Perhaps counterintuitively, however, it's the Blockbuster name that Dish still sees value in. Clayton stated that the former rental heavyweight "is a significant brand in the marketplace, which focuses on family and movies," something that the company is leveraging with its Blockbuster @Home on-demand service. He also pointed towards the company's new kangaroo mascots and the Hopper and Joey multi-room DVR system as ways for Dish to differentiate itself in the marketplace.

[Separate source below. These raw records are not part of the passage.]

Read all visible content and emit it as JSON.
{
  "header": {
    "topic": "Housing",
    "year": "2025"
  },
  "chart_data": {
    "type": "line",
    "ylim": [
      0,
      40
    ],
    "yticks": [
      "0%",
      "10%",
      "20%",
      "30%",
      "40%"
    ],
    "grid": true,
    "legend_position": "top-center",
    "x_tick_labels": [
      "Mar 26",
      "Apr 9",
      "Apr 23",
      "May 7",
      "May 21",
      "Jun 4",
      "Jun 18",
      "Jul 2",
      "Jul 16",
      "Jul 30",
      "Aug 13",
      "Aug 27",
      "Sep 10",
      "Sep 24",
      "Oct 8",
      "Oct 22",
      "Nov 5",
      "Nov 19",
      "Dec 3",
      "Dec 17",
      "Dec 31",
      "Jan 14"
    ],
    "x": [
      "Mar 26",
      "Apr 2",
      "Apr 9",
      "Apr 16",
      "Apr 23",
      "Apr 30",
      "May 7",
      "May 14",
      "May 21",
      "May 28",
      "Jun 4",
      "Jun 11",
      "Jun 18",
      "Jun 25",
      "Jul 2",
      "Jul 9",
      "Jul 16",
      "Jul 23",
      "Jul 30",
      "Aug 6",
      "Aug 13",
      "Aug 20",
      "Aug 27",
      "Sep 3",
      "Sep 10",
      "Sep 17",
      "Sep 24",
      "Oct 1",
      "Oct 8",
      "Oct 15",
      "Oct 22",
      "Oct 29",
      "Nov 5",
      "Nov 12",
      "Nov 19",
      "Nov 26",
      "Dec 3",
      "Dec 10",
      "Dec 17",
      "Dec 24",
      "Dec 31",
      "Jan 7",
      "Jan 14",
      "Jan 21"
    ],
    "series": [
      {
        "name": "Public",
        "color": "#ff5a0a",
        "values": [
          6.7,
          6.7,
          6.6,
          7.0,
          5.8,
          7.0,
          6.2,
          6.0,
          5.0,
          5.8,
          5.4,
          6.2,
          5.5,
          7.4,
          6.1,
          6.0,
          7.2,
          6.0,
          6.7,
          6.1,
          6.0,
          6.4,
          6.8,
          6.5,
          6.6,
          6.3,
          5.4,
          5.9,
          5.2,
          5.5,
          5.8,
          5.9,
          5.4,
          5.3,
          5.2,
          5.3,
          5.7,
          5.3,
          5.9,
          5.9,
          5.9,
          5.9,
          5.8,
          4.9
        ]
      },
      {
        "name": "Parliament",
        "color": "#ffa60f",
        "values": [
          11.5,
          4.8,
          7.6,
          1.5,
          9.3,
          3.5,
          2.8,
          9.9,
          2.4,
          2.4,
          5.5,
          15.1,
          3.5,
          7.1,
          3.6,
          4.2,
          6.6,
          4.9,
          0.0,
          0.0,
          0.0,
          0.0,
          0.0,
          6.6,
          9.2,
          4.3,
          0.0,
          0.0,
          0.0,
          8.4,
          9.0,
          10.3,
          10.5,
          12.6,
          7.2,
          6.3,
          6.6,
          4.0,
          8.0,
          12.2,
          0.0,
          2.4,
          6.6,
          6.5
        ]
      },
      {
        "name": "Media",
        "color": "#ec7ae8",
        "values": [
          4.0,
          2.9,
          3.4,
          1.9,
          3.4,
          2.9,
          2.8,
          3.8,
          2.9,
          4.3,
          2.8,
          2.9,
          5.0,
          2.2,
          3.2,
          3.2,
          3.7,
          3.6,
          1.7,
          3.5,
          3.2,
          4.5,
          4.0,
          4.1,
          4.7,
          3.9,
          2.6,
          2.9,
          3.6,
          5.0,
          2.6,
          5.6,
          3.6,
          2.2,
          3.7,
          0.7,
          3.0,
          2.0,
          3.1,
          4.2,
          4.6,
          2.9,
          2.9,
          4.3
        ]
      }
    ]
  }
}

On the strict financial side, Dish reported $3.63 billion in revenue, a 13 percent increase from the same quarter last year. Subscriber counts were also up, with the company crossing the 14 million subscriber mark thanks to 22,000 new customers (the number still pales in comparison to the 32 million that rival DirecTV boasts, however). With the company showing off new features like its PrimeTime Anytime DVR option and Sling Adapter at CES, it's certainly differentiating itself on the technological side of things — but it's doubtful that will slow Blockbuster's continued decline.